Drs. William B.F. Ryan and Walter C. Pitman III of Columbia released an article in 1997 and a book in 1998 claiming to have found the location of the biblical flood. According to Ryan and Pitman, the sea-level of the Mediterranean rose and water cascaded into the Black Sea following northern-hemisphere deglaciation about 7600 years ago. Their findings suggested that the terrifying and swift flood may have cast such a long shadow on succeeding cultures that it inspired the biblical story of Noah's ark. The story has caught the attention of the public and has been featured in several prominent publications including National Geographic and many scientific journals and magazines.
However, Drs. Hiscott and Aksu claim that the evidence presented by Ryan and Pitman is "flimsy". Aksu and Hiscott have collected large amounts of seismic data (sub-seabed reflections) and soft-sediment cores, and have analyzed these using mainstay methods of modern geology: conditions for microorganism survival, sediment description, radiocarbon dating, and geochemical information. Their results are completely at odds with the claims of Ryan and company.
According to Aksu and Hiscott, the Marmara Sea was isolated from both the Black Sea and the Aegean Sea during glacial periods, when global sea-level lowering exposed the shallow sills at the Straits of Bosphorus and Dardanelles, and was reconnected through both straits during interglacial periods during the rise of the global sea level. Because it filled earlier, by about 10,000-12,000 years ago the Black Sea started spilling into the Marmara Sea (rather than the reverse), leading to the development of a brackish-water surface layer that has persisted to the modern day and promoted depleted levels of oxygen in deeper parts of the water column.
"Our data are completely at odds with the 'Flood Hypothesis' of Ryan et al.", Aksu said. "The data do not support the catastrophic refilling of the Black Sea by waters from the Mediterranean Sea."

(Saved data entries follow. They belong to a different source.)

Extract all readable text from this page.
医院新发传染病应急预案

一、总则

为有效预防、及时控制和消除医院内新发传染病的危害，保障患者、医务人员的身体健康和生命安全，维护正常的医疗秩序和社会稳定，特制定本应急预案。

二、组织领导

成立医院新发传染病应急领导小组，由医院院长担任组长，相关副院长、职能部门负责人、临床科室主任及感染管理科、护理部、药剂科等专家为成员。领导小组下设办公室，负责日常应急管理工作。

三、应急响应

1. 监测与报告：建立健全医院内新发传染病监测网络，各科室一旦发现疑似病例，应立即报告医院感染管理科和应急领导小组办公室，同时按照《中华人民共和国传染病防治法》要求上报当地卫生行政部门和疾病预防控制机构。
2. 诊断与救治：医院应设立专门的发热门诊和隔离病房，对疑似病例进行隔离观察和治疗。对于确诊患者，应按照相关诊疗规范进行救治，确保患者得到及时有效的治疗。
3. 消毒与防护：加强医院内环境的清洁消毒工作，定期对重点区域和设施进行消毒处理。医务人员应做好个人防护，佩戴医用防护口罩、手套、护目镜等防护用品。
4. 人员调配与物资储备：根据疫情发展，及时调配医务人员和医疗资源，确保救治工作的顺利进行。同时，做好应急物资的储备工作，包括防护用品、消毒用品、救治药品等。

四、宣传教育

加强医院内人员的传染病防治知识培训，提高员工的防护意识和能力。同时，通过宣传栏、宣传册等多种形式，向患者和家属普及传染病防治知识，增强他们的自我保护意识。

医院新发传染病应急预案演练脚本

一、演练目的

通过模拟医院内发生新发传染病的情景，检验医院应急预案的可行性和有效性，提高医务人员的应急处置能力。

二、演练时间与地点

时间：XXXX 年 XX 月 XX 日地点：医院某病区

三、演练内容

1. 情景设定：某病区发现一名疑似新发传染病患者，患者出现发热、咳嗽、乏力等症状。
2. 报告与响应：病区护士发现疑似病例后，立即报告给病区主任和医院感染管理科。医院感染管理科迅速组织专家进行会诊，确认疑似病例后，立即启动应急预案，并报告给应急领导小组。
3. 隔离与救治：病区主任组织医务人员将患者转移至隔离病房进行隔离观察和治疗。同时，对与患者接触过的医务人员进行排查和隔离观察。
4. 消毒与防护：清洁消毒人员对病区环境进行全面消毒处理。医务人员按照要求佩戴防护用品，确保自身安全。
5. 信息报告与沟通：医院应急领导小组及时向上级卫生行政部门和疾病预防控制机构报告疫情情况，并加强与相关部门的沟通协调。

"We have written eight or nine papers that show clearly that the Ryan story has major flaws in it and we have presented our data in the most detailed form possible and everything points in the opposite direction. There is very little scientific evidence in support of this theory but they have published a book that can be found in most libraries, and the BBC even did a documentary", Dr. Hiscott continued.
Dr. Aksu contends that their scepticism is supported by other respectable researchers around the world: "We are not alone in our story -- new voices are beginning to emerge in the Middle East area that are questioning the notion of the biblical flood occurring in the Black Sea."
Drs. Aksu and Hiscott are not content with leaving things as they are: "We are hoping to go back in 2002 to collect more data so as to make our case that much stronger," Dr. Aksu said.